Birinci TBMM’deki bazı milletvekilleri Mustafa Kemal Paşa’nın çizdiği genel politikalara karşı çıkarak İkinci Müdafai Hukuk grubunu kurmuştur.
Büyük Edirne Kongresi’nde anadoludaki birliğin benimsenmesi kabul edildi.



ÜNİTE 9.

Ulusal ordunun kurulması ve kurtuluş savaşı;

Bir devletin geleceğini güvenlik altına almak, ulusal çıkarları savunmak amacıyla başta askeri güç olmak üzere devletin ve ulusun maddi – manevi bütün olanaklarının ve kaynaklarının kullanılmasını gerektiren silahlı mücadeleye savaş denir.

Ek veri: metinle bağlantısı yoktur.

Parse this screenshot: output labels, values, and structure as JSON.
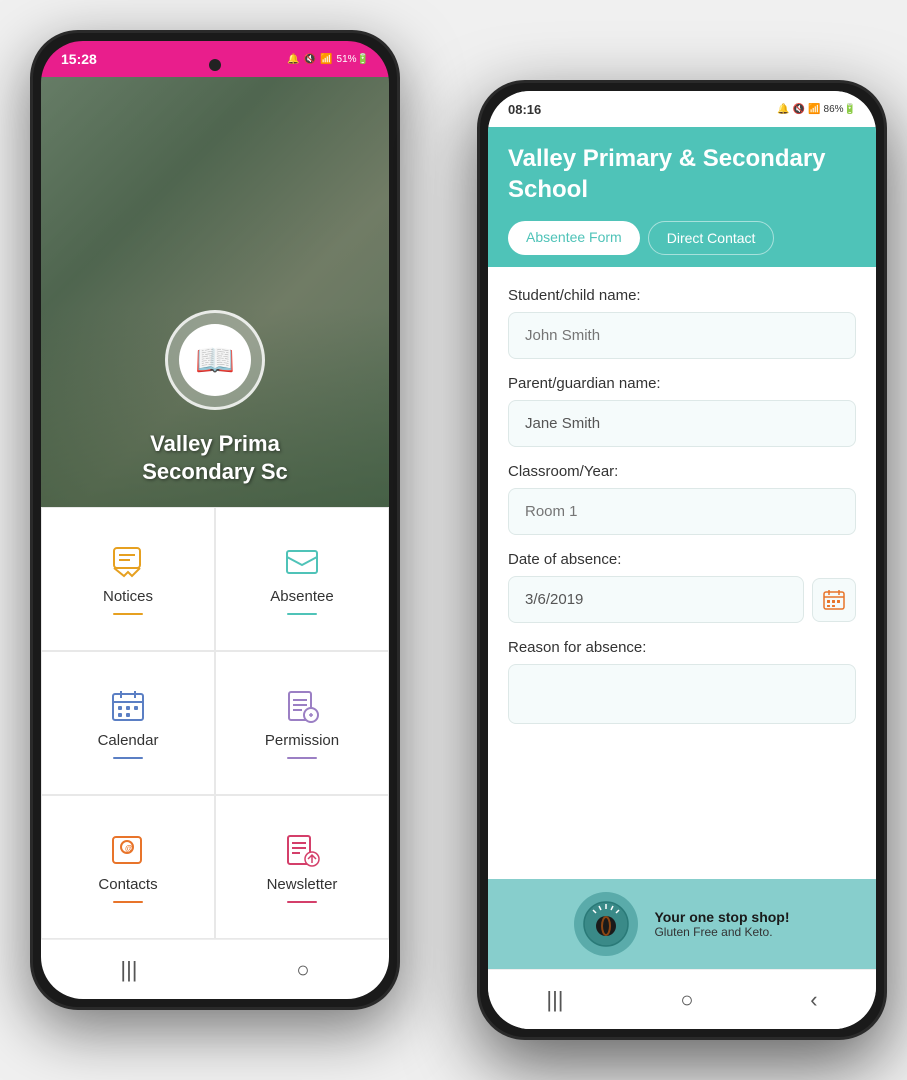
{
  "phone1": {
    "statusBar": {
      "time": "15:28",
      "icons": "🔔🔇📶 51%🔋"
    },
    "hero": {
      "schoolName": "Valley Prima\nSecondary Sc"
    },
    "menu": [
      {
        "id": "notices",
        "label": "Notices",
        "icon": "💬",
        "color": "#e6a020",
        "underlineColor": "#e6a020"
      },
      {
        "id": "absentee",
        "label": "Absentee",
        "icon": "✉️",
        "color": "#4fc3b8",
        "underlineColor": "#4fc3b8"
      },
      {
        "id": "calendar",
        "label": "Calendar",
        "icon": "📅",
        "color": "#5b7fc4",
        "underlineColor": "#5b7fc4"
      },
      {
        "id": "permissions",
        "label": "Permission",
        "icon": "📋",
        "color": "#9b7fc4",
        "underlineColor": "#9b7fc4"
      },
      {
        "id": "contacts",
        "label": "Contacts",
        "icon": "@",
        "color": "#e8742a",
        "underlineColor": "#e8742a"
      },
      {
        "id": "newsletter",
        "label": "Newsletter",
        "icon": "📝",
        "color": "#d43f6a",
        "underlineColor": "#d43f6a"
      }
    ],
    "bottomNav": [
      "|||",
      "○"
    ]
  },
  "phone2": {
    "statusBar": {
      "time": "08:16",
      "icons": "🔔🔇📶 86%🔋"
    },
    "header": {
      "schoolName": "Valley Primary & Secondary School"
    },
    "tabs": [
      {
        "id": "absentee",
        "label": "Absentee Form",
        "active": true
      },
      {
        "id": "direct",
        "label": "Direct Contact",
        "active": false
      }
    ],
    "form": {
      "fields": [
        {
          "id": "student-name",
          "label": "Student/child name:",
          "placeholder": "John Smith",
          "value": ""
        },
        {
          "id": "parent-name",
          "label": "Parent/guardian name:",
          "placeholder": "Jane Smith",
          "value": "Jane Smith"
        },
        {
          "id": "classroom",
          "label": "Classroom/Year:",
          "placeholder": "Room 1",
          "value": ""
        },
        {
          "id": "date-absence",
          "label": "Date of absence:",
          "placeholder": "3/6/2019",
          "value": "3/6/2019",
          "hasCalendar": true
        },
        {
          "id": "reason",
          "label": "Reason for absence:",
          "placeholder": "",
          "value": "",
          "multiline": true
        }
      ]
    },
    "ad": {
      "title": "Your one stop shop!",
      "subtitle": "Gluten Free and Keto.",
      "logoEmoji": "☕"
    },
    "bottomNav": [
      "|||",
      "○",
      "<"
    ]
  }
}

TBMM kuruluncaya kadarki direnme hareketlerini ve Kuvayi Milliye etkinliğini savaş olarak nitelemek mümkün değildir. Bir devlet tarafından yönetilen, düzgün bir savaş durumunun alınması TBMM’nin kurulmasıyla mümkün olmuştur.
TBMM nin bir devlet olarak varlığı işgalci güçler tarafından hemen tanınmadı. Onlar için görüşülebilecek tek siyasi güç Osmanlı devleti idi.
TBMM’nin açılmasıyla yeni bir türk devleti kurulmuştu.
Ulusal egemenlik ilkesini her dönem savunan TBMM, aldığı çeşitli kararlar ve çıkardığı yasalarla Yunan tehlikesi karşısında yeni bir ordunun kurulması yolunda yoğun bir çaba içine girmişti.
22 haziran 1920’de Yunanlılar Milne Çizgisini aşarak, Batı Anadolu’da ilerlemeye başlamışlardı.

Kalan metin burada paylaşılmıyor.